Entrevista da Semana | Embaixadora da ONU no Brasil – Por Humberto Azevedo

“Depende de nós” evitar que em 50 anos a Amazônia se torne inabitável, diz Silvia Rulcks
A representante das Nações Unidas afirmou, em entrevista exclusiva ao portal RDMNews, que levantamento realizado pela Agência Espacial dos Estados Unidos da América (NASA) deve servir de modelo para garantir o desenvolvimento econômico da região amazônica com base em um “trabalho conjunto” que envolva os governos locais, o governo federal, a sociedade e os organismo internacionais para preservar a maior floresta tropical do mundo.

Por Humberto Azevedo

“A GENTE VEM ACOMPANHANDO O TRABALHO DOS NOVE ESTADOS, MAS, PARTICULARMENTE, DO CONSÓRCIO INTERESTADUAL DESDE 2021. ENTÃO, DÁ PARA VER ESSA EVOLUÇÃO NO TRABALHO”

 

A embaixadora da Organização das Nações Unidas (ONU) no Brasil, Silvia Rulcks, afirmou com exclusividade para o portal RDMNews, que “depende de nós” evitar que em 50 anos a Amazônia se torne inabitável – conforme consta de um relatório apresentado pela Agência Espacial dos Estados Unidos da América (NASA), devido aos efeitos e consequências do aquecimento global.

 

“PENSAMOS NA CRIAÇÃO DE UM FUNDO COMO MECANISMO PROGRAMÁTICO-FINANCEIRO PARA RECEBER PROPOSTA DE DESENVOLVIMENTO SUSTENTÁVEL E FINANCIAMENTO PARA APOIAR OS ESFORÇOS [DE PRESERVAÇÃO] DA AMAZÔNIA LEGAL”

 

A declaração de Rulcks aconteceu após ser questionada sobre levantamento realizado pela NASA e divulgado há três semanas.
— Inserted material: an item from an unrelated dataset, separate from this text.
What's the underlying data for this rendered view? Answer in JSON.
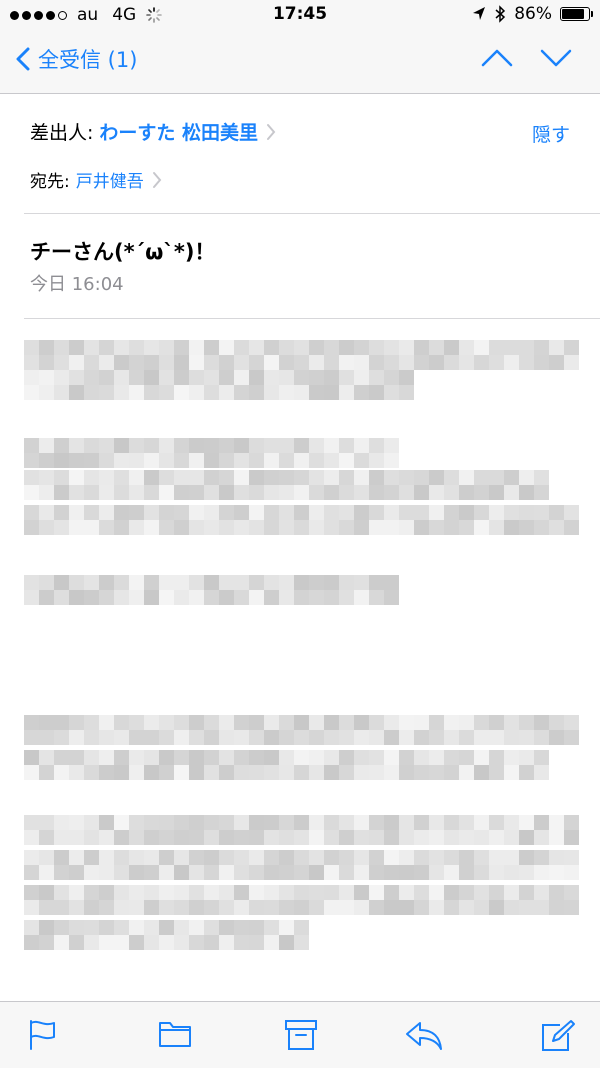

Silvia é a coordenadora residente no Brasil e preside o escritório de representação da ONU no país desde abril de 2021. Entre suas principais funções, a missão dela é definir estratégias, coordenar o trabalho da equipe das Nações Unidas e compartilhar informações entre todos seus participantes. Além de ser responsável pela elaboração de iniciativas conjuntas entre os diversos escritórios da ONU, avaliar o trabalho realizado no país e coordenar a ação dos diversos grupos inter-agenciais.

 

“HOJE TEMOS 29 MILHÕES DE PESSOAS QUE APRESENTAM INDICADORES ECONÔMICOS E SOCIAIS, TERRÍVEIS. ENTÃO, TEM UM BIOMA MUITO RICO E TEM PESSOAS QUE NÃO MOSTRAM OS MESMOS INDICADORES DE RIQUEZA”

 

“Seu principal objetivo é maximizar, de maneira coordenada, o trabalho da ONU, para que o Sistema possa proporcionar uma resposta coletiva, coerente e integrada às prioridades e necessidades nacionais, no marco dos Objetivos de Desenvolvimento Sustentável (ODS) e dos demais compromissos internacionais”, informa a página da ONU no Brasil das atividades exercidas pela uruguaia Silvia Rucks.

 

“É INJUSTIÇA AMBIENTAL. ENTÃO, AS LINHAS ESTRATÉGICAS DO FUNDO BRASIL-ONU TEM FOCO EM MELHORAR AS CONDIÇÕES DE VIDA DAS PESSOAS. NO ÂMBITO ECONÔMICO E SOCIAL”

 

Entre Agosto de 2016 e abril de 2021, Rulcks exerceu esta mesma função no Chile onde também serviu como representante do Programa das Nações Unidas para o Desenvolvimento (PNUD). Anteriormente, foi representante do PNUD no México, coordenadora residente da ONU na Nicarágua, diretora do PNUD na Colômbia e vice-representante no Peru e na Argentina.

 

“O FOCO É COMO MELHORAR AS CONDIÇÕES DE VIDA DAS PESSOAS. TEM QUE PROTEGER, MELHORAR A VIDA DAS PESSOAS QUE CUIDAM DA AMAZÔNIA E DOS SEUS RECURSOS”

 

Silvia Rucks acumula mais de 30 anos de experiência em várias agências da ONU. Ela serviu também em países como Cuba, El Salvador, Guatemala, Uruguai e na sede da entidade em Nova Iorque, nos Estados Unidos da América (EUA). Sua atuação é focada na governança democrática, meio ambiente, inclusão e igualdade, direitos humanos, gerenciamento de risco e resposta a desastres, prevenção e resolução de conflitos e igualdade de gênero.

 

“EU ACHO QUE A NASA ESTÁ COLOCANDO QUE SE VOCÊS FICAREM ASSIM, OU SEJA, COM A MESMA TENDÊNCIA E O MESMO TIPO DE AÇÕES, ESSE PODERIA SER O RESULTADO”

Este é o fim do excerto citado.